Detection of chimeric reads. Reads l₁, l₂, l₃, r₁, r₂, and r₃, and the absence of a read n (having long overlaps on both sides of a point x) suggest that read c may be chimeric, consisting of the juxtaposition of two disparate genomic segments: one corresponding to the part of c before x, and one corresponding to the part of c after x. We call x the point of chimerism of c. Note that reads l₃ and r₃ extend slightly beyond x, as often happens for real chimeric reads.

Figure 10

Contig assembly. If (a,b) and (a,c) overlap, then (b,c) are expected to overlap. Moreover, one can calculate that shift(b,c) ≈ shift(a,c) − shift(a,b).
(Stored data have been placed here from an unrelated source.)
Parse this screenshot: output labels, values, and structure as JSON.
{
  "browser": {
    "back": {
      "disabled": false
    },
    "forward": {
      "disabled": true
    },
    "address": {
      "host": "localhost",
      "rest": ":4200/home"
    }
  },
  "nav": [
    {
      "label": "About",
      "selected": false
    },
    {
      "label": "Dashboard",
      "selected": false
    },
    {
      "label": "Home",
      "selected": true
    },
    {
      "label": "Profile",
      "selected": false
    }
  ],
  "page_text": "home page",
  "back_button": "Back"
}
We detect a repeat boundary toward the right of read a, if there is no overlap (b,c), nor any path of reads x₁, …, x_ksuch that (b,x₁), (x₁,x₂), …, (x_k,c) are all overlaps, and shift(b,x₁) + … + shift(x_k,c) ≈ shift(a,c) − shift(a,b).

Figure 11

Consistency of forward-reverse links. (A) The distance d(A,B) (length of gap or negated length of overlap) between two linked contigs A and B can be estimated using the forward-reverse linked reads between them. (B) The distance d(B,C) between two contigs B,C that are linked to the same contig A, can be estimated from their respective distances to the linked contig.

Figure 12

Filling gaps in supercontigs. (A) Contigs A and B are connected by a path p of contigs X₁, …, X_k. The distance d_p(A,B) between A and B (along the path p) is the length of the sequence in the path that does not overlap A or B. (B) Contigs Y₁ and Y₂ share forward-reverse links with the supercontig S. These links position them in the vicinity of the gap between A and B. Therefore, Y₁ and Y₂ will be used as possible stepping points in the path closing the gap from A to B.